Which Secrets Manager to use?
Hey fellow Devs,
I just wanted to ask if anyone has an opinion regarding AWS Secrets Manager or Vault (https://www.vaultproject.io/) to securely store secrets.
For more context - "Secrets Manager enables you to replace hardcoded credentials in your code with an API call to Secrets Manager to retrieve the secret programmatically. Also, you can configure Secrets Manager to automatically rotate the secret for you according to a schedule that you specify."
Trending on Indie Hackers
I mostly use SecureStrings from AWS Systems Manager. Most of the secrets that I'm dealing with are external, so (SendGrid token, etc), so most of the features provided by Secrets Manager aren't relevant to me. Systems Manager is way cheaper for those kinds of things, but if you do need built-in rotation, then I agree with @rsalmond: if you're on AWS, then Secrets Manager is probably the way to go. If not, Vault is probably the way to go.
Thanks @ianwremmel, for introducing Systems Manager.

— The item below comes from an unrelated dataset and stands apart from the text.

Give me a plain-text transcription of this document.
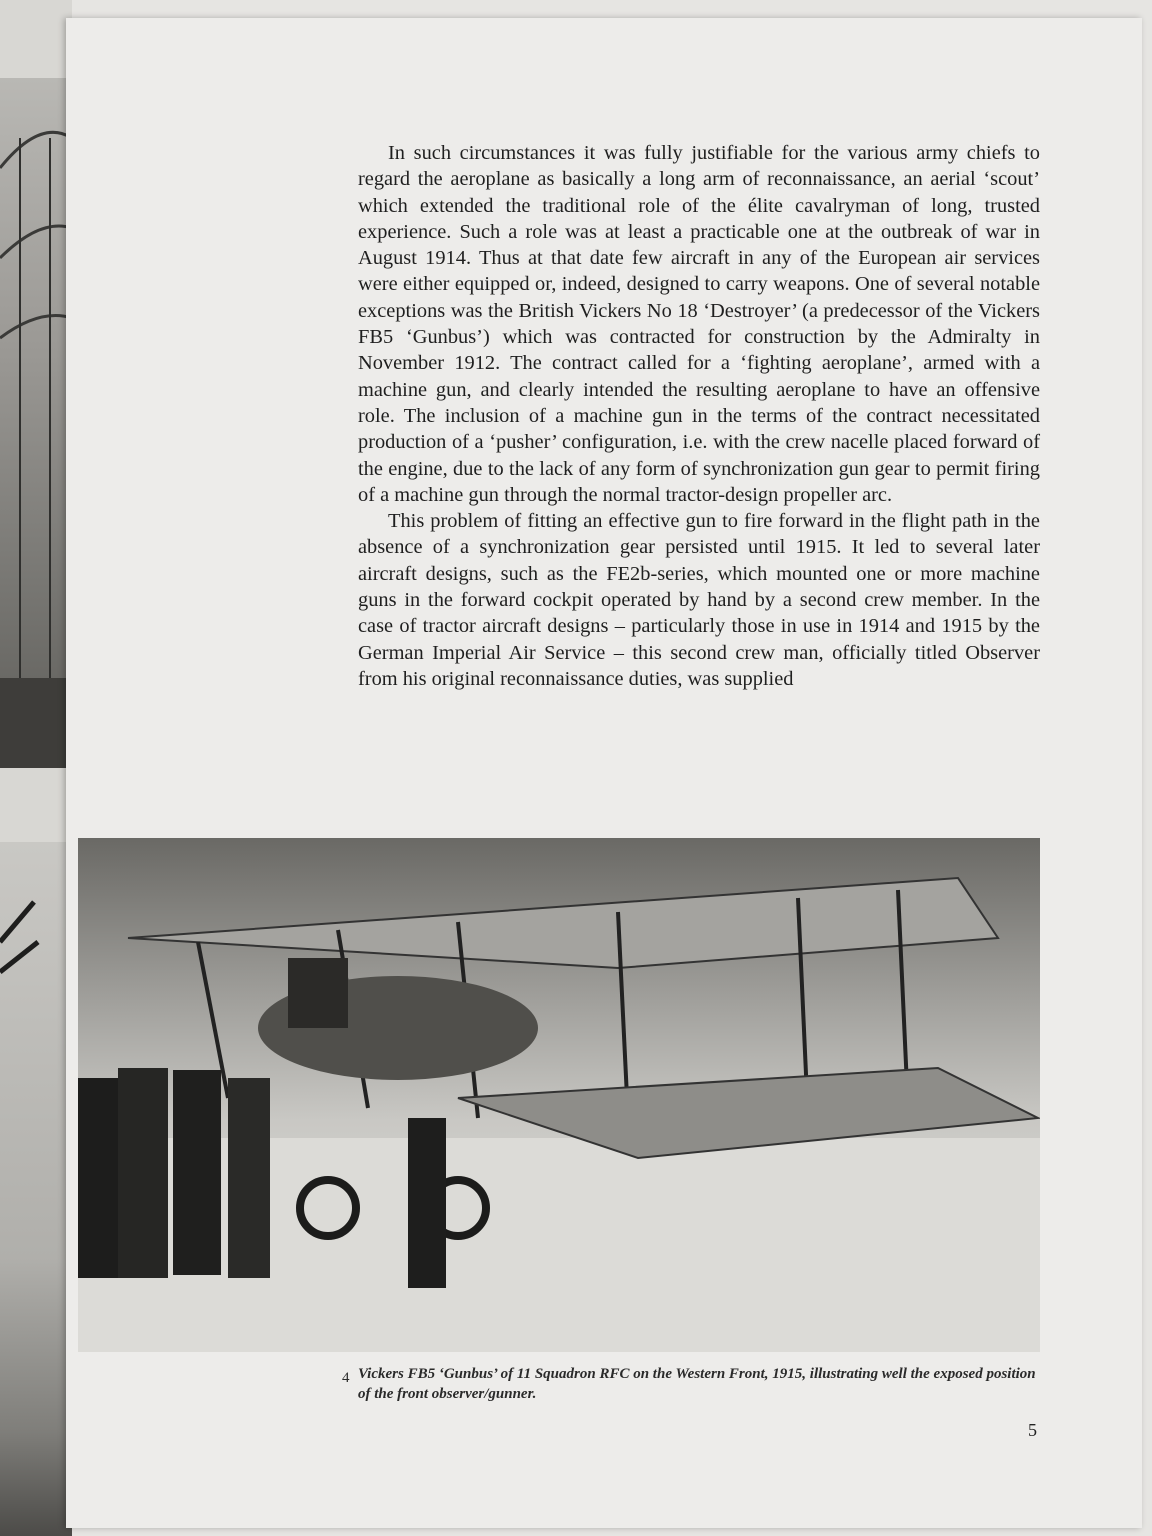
In such circumstances it was fully justifiable for the various army chiefs to regard the aeroplane as basically a long arm of reconnaissance, an aerial ‘scout’ which extended the traditional role of the élite cavalryman of long, trusted experience. Such a role was at least a practicable one at the outbreak of war in August 1914. Thus at that date few aircraft in any of the European air services were either equipped or, indeed, designed to carry weapons. One of several notable exceptions was the British Vickers No 18 ‘Destroyer’ (a predecessor of the Vickers FB5 ‘Gunbus’) which was contracted for construction by the Admiralty in November 1912. The contract called for a ‘fighting aeroplane’, armed with a machine gun, and clearly intended the resulting aeroplane to have an offensive role. The inclusion of a machine gun in the terms of the contract necessitated production of a ‘pusher’ configuration, i.e. with the crew nacelle placed forward of the engine, due to the lack of any form of synchronization gun gear to permit firing of a machine gun through the normal tractor-design propeller arc.

This problem of fitting an effective gun to fire forward in the flight path in the absence of a synchronization gear persisted until 1915. It led to several later aircraft designs, such as the FE2b-series, which mounted one or more machine guns in the forward cockpit operated by hand by a second crew member. In the case of tractor aircraft designs – particularly those in use in 1914 and 1915 by the German Imperial Air Service – this second crew man, officially titled Observer from his original reconnaissance duties, was supplied

4 Vickers FB5 ‘Gunbus’ of 11 Squadron RFC on the Western Front, 1915, illustrating well the exposed position of the front observer/gunner.
5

I will check it out too 🙌
I've tested both but used neither in production (I am currently using Google Secret Manager in production however).
Vault provides more features and flexibility but if you're on AWS it's probably a lot simpler to just use AWS Secret Manager. You can grant secret access using native IAM policies without the need to get your head around another policy system introduced by Vault.
Unless you really need dynamic credential rotation, which is a super cool Vault feature, just stick your creds in AWS SM and get on with shipping features for your users.
Thank you so much for the reply @rsalmond. It all makes sense.